Artistas ampliaram ainda mais as manifestações e bandeirão do Brasil ganhou a avenida Paulista
Foram dezenas de cidades com mobilizações. Em São Paulo, manifestantes tomaram a avenida Paulista e, no meio do protesto, estenderam uma bandeira brasileira gigante, respondendo aos que, em 7 de setembro, fizeram o mesmo, no mesmo local, com uma bandeira dos Estados Unidos, mesmo com o Brasil sendo atacado por Donald Trump. No Rio de Janeiro, a manifestação foi realizada junto à orla, em Copacabana. Nessas e em outras cidades, artistas destacados de diversas vertentes estiveram no palco. No Rio, até mesmo um trio histórico da MPB, Caetano Veloso, Chico Buarque e Gilberto Gil, participou, inclusive cantando algumas canções. Djavan e Paulinho da Viola foram outros que participaram do ato no Rio de Janeiro. Em São Paulo, a mobilização teve a presença de artistas como Marina Lima, Leoni e Otto. Em Salvador, Wagner Moura e Daniela Mercury, entre outros.
Resposta ao “pacote da bandidagem” do Congresso
O dia de lutas foi uma resposta ao Congresso Nacional, que tem feito tramitar pautas que geram indignação na maioria da população. Uma delas é a anistia aos golpistas de 8 de janeiro de 2023, tema que une oposição bolsonarista e o chamado Centrão. Nas últimas semanas, esses setores têm se articulado por um projeto de lei que conceda anistia aos golpistas, com diferentes modulações: há dúvida, por exemplo, sobre a abrangência do que seria essa anistia, incluindo ou não Jair Bolsonaro (PL) e outras figuras centrais da tentativa de golpe. Essas articulações foram aceleradas após a condenação de Bolsonaro a mais de 27 anos de prisão. Na última quarta-feira, 17, a Câmara aprovou a urgência para um projeto de anistia, mas ainda sem definir seu conteúdo. No mesmo dia, o presidente da Casa, Hugo Motta (REP-PB) designou o deputado Paulinho da Força (Solidariedade-SP) como relator.
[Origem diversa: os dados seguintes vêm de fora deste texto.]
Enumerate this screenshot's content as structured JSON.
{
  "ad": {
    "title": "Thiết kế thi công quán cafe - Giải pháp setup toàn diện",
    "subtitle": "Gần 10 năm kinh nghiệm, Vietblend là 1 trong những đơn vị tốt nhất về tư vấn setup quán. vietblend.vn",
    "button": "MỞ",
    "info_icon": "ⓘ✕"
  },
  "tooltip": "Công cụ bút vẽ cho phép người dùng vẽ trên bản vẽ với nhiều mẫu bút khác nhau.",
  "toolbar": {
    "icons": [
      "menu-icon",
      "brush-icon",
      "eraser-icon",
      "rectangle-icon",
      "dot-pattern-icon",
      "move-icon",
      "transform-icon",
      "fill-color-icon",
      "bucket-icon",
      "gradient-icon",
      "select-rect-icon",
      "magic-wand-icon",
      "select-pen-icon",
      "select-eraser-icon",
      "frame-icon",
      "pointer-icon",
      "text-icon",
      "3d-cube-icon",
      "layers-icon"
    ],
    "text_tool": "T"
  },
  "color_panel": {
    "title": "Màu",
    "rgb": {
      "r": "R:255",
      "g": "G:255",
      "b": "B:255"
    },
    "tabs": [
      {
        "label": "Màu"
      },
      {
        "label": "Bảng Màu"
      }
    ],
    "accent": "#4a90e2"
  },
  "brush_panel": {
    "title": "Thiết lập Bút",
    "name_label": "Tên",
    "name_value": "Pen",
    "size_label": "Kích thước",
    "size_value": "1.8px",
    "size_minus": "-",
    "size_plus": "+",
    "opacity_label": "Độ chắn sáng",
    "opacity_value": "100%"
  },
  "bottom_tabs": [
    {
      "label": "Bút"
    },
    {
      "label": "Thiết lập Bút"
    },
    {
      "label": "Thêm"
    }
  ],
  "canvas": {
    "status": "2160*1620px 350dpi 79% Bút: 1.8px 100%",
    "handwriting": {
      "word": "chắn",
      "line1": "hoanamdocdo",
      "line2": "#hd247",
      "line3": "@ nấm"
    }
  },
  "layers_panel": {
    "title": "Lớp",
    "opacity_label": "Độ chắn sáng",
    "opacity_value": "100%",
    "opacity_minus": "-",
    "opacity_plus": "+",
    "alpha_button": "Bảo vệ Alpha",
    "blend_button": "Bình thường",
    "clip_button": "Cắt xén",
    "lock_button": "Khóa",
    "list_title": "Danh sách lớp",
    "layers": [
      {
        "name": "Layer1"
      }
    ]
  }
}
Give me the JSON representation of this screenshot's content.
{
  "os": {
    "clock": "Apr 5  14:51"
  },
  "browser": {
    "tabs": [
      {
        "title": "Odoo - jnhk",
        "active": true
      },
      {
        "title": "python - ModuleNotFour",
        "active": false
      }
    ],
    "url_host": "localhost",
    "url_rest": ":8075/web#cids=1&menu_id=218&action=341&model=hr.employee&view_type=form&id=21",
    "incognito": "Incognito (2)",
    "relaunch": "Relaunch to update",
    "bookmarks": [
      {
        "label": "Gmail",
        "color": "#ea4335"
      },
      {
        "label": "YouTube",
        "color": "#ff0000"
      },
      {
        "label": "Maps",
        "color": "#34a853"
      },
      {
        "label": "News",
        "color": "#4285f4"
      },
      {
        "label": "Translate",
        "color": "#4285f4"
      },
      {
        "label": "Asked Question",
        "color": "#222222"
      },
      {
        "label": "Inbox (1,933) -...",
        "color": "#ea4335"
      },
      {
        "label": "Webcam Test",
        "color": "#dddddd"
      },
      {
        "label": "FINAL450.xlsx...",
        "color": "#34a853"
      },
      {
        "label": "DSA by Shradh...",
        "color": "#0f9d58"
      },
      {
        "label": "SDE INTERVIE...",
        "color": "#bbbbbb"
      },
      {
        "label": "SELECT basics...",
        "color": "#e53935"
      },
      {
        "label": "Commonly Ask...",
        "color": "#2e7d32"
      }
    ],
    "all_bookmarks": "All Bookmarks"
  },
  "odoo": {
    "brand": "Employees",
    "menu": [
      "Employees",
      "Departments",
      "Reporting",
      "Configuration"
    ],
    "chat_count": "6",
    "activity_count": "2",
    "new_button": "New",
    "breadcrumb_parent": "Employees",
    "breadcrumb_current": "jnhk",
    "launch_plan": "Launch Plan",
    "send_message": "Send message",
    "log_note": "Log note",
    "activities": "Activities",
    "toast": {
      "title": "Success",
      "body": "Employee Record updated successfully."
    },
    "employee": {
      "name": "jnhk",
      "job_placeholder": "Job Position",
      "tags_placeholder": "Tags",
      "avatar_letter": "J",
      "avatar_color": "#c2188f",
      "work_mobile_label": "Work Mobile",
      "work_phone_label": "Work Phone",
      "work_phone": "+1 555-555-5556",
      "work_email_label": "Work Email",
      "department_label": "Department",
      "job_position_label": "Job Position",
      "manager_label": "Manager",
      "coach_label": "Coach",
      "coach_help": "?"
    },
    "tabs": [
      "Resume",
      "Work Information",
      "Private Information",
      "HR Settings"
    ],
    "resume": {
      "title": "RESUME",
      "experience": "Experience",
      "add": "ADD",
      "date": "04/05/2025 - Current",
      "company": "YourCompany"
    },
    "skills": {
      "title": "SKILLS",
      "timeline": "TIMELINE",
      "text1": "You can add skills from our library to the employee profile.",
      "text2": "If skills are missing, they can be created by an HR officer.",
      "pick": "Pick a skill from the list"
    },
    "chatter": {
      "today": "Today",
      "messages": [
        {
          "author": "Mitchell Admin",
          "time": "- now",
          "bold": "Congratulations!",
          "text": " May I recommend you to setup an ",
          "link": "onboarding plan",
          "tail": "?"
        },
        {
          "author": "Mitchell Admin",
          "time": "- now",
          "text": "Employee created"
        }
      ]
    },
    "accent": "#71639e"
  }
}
As articulações tiveram a participação de Aécio Neves (PSDB-MG) e do ex-presidente, oriundo de um golpe, Michel Temer (MDB-SP).
Além disso, na semana passada a Câmara dos Deputados aprovou a proposta de emenda à Constituição (PEC) 3/2021, conhecida como PEC da Blindagem, que dificulta a abertura de processos contra parlamentares e também sua prisão. Após os protestos de domingo, o relator da matéria na Comissão de Constituição, Justiça e Cidadania (CCJ) do Senado, Alessandro Vieira (MDB-SE), disse vai votar contra a proposta e que ela serve para “defender bandido”. Na outra ponta, o senador Ciro Nogueira (PP-PI), presidente do PP, insiste, e disse que pretende apresentar um texto alternativo para a proposta.